- Directed by: Arturo Ripstein
- Written by: Fernando Galiana
- Produced by: Fabián Arnaud
- Starring: Lucía Méndez Pedro Armendáriz Jr. Fernando Allende Gina Moret
- Cinematography: Tomomi Kamata
- Edited by: Flo Williamson
- Music by: Nacho Méndez
- Production company: Televicine S.A. de C.V.
- Release date: 1 November 1979 (Mexico);
- Running time: 102 minutes
- Country: Mexico
- Language: Spanish

= La ilegal =

1979 film by Arturo Ripstein

La ilegal (in English, "The Illegal One") is a 1979 Mexican drama film directed by Arturo Ripstein and written by Fernando Galiana, and starring Lucía Méndez, Pedro Armendáriz Jr., and Fernando Allende.

==Plot==
Claudia (Méndez) is in love with Felipe (Armendariz), by whom she becomes pregnant, and after Felipe's marriage proposal, Claudia agrees to go to the United States, where she gives birth to their child. However, he has not yet gotten a divorce from his estranged wife. After discovering the relationship, Felipe's wife sends thugs to rape Claudia and record the act on tape, to be able to accuse her of prostitution and send her to prison, but due to being undocumented she is deported instead and her son remains in the United States. Desperate, Claudia looks for a way to get the baby back.

==Cast==
- Lucía Méndez as Claudia Bernal
- Pedro Armendáriz Jr. as Felipe Leyva
- Fernando Allende as Gabriel Ramírez
- Cristina Moreno as Jennifer Leyva
- Gina Morett as Carmen Ortega (as Gina Moret)
- Jorge Luke
- Carlos Castañón as Coyote
- Claudio Martínez as Luis
- Jorge Patiño as Don Tony
- Sally Kirkland as Betty, Don Tony's girlfriend
- Carlos Nieto as Detective
- Ray Stricklyn as Police officer
- Armando Duarte as Police officer
- Peter Jason as Police officer
- Scott Wilson as Police officer
- Danny Faircloth as Pornographer
- Morgan Stevens as Pornographer
- Duncan McLeod as Judge
- José Luis Moreno as Driver
- Martha Meneses as Young Mother
- César Córdoba as Lieutenant
- Bo Silver as Chief of Police
- César Sobrevals como Court interpreter

==Production==
The film was made during a time when movies featuring undocumented Mexican migrants (or "wetbacks") and Chicanos were in vogue, largely dedicated to cater to the Spanish-speaking U.S. market. The film has been described as a star vehicle for Lucía Méndez. The film's theme of migration to the United States was one of the few times Mexican director Arturo Ripstein stepped outside the strictly national framework of his filmography.

==Reception==

The film has been criticized as a "telenovela".

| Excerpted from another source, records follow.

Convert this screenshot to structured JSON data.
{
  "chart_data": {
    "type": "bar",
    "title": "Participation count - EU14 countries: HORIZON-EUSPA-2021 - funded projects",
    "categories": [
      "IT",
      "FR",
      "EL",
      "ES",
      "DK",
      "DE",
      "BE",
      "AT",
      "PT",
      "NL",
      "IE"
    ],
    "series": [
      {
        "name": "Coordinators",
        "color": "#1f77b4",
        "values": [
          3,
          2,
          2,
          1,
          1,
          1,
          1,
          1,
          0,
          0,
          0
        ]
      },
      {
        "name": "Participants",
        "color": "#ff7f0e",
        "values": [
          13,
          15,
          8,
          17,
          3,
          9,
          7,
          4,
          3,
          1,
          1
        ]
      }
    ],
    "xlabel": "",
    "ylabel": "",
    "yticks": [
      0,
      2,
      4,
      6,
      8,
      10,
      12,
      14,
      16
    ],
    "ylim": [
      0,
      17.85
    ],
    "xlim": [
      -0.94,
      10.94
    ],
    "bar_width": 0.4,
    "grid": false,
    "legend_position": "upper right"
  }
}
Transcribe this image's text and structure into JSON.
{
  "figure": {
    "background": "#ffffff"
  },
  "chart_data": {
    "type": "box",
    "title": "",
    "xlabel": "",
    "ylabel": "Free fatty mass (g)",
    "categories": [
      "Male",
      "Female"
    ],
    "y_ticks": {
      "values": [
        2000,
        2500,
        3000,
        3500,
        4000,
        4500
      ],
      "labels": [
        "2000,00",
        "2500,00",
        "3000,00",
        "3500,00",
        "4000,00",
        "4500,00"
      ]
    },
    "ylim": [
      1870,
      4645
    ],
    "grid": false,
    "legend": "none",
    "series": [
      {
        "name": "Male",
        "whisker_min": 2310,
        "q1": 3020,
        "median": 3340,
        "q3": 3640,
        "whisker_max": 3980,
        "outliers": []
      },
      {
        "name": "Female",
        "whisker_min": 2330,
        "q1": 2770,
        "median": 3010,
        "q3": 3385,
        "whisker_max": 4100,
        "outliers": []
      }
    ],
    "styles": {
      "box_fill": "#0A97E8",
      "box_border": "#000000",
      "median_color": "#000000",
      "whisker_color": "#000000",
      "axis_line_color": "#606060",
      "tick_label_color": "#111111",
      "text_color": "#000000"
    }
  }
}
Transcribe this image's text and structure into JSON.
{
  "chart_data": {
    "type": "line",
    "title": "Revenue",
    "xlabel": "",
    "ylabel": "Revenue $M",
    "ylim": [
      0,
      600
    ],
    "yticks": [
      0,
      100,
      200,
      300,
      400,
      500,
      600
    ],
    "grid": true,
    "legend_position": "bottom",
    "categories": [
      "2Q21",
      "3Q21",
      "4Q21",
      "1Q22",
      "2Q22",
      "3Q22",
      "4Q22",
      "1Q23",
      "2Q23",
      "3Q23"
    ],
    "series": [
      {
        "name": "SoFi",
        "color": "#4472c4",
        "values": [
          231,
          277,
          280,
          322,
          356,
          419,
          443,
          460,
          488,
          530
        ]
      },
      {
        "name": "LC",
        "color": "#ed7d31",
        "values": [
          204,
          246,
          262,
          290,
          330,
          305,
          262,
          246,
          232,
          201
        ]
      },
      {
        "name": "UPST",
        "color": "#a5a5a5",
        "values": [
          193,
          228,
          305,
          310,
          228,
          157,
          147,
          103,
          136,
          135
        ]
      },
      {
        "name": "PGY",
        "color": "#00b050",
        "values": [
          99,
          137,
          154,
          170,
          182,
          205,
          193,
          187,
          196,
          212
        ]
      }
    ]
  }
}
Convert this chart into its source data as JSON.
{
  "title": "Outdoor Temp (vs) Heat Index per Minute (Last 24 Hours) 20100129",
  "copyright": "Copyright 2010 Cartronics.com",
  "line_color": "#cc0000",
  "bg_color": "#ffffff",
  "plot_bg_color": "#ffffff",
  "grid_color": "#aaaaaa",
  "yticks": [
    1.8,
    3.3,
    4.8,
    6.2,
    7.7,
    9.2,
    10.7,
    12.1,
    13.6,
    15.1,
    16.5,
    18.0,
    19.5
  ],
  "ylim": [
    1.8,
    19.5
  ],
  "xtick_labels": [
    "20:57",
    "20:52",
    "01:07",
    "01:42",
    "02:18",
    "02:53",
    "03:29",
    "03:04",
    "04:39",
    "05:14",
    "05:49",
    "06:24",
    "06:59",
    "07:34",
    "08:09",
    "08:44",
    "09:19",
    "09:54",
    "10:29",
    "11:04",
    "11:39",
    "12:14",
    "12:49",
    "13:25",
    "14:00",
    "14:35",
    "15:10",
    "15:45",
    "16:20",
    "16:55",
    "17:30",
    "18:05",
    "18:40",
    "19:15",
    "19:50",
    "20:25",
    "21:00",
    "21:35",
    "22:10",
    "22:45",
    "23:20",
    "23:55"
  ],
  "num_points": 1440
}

In Cinema of Solitude: A Critical Study of Mexican Film, 1967-1983, Charles Ramírez Berg called the film "evidently a quick-and-dirty commercial outing—a good indicator of the kind of work Nuevo Cine auteurs were forced to accept during the López Portillo sexenio." Ramírez Berg pointed out that in the film,“ "Claudia is exploited not by evil gringos, but by other Mexicans. [...] Impregnated and then duped into coming to the United States by a Mexican man who abandons her and steals her child, she is then violated and shamed by his Mexican wife, which leads to her deportation. Reentering the United States, despicable coyotes (Mexicans who help other Mexicans cross the border for a fee) try to force her into having sex with them. Most wetback films are cautionary tales about the dangers of traveling north; La ilegal, in contrast, depicts Mexicans' betrayal of one another." Ramírez Berg also points out with respect to the end of the film, in which the Mexican consul helps Claudia to recover her baby, that while it "provides a hopeful alternative (Mexicans helping each other)", "the film's inner contradictions mount up and reverse the implication of much of what the film has exposed", saying that "the consul's deus ex machina heroics effectively stand the film's critique on its head. Mexicans are not compromised by the failures of their own system but by el norte, which contaminates all who came into contact with it," and thus "La ilegal gets the Mexican state off scot-free. Only those who—like the consul—maintain their loyalty to Mexico will remain impervious to the evils of the United States. By again externalizing the problem and ignoring the state's culpability, La ilegal becomes yet another system-affirming fantasy."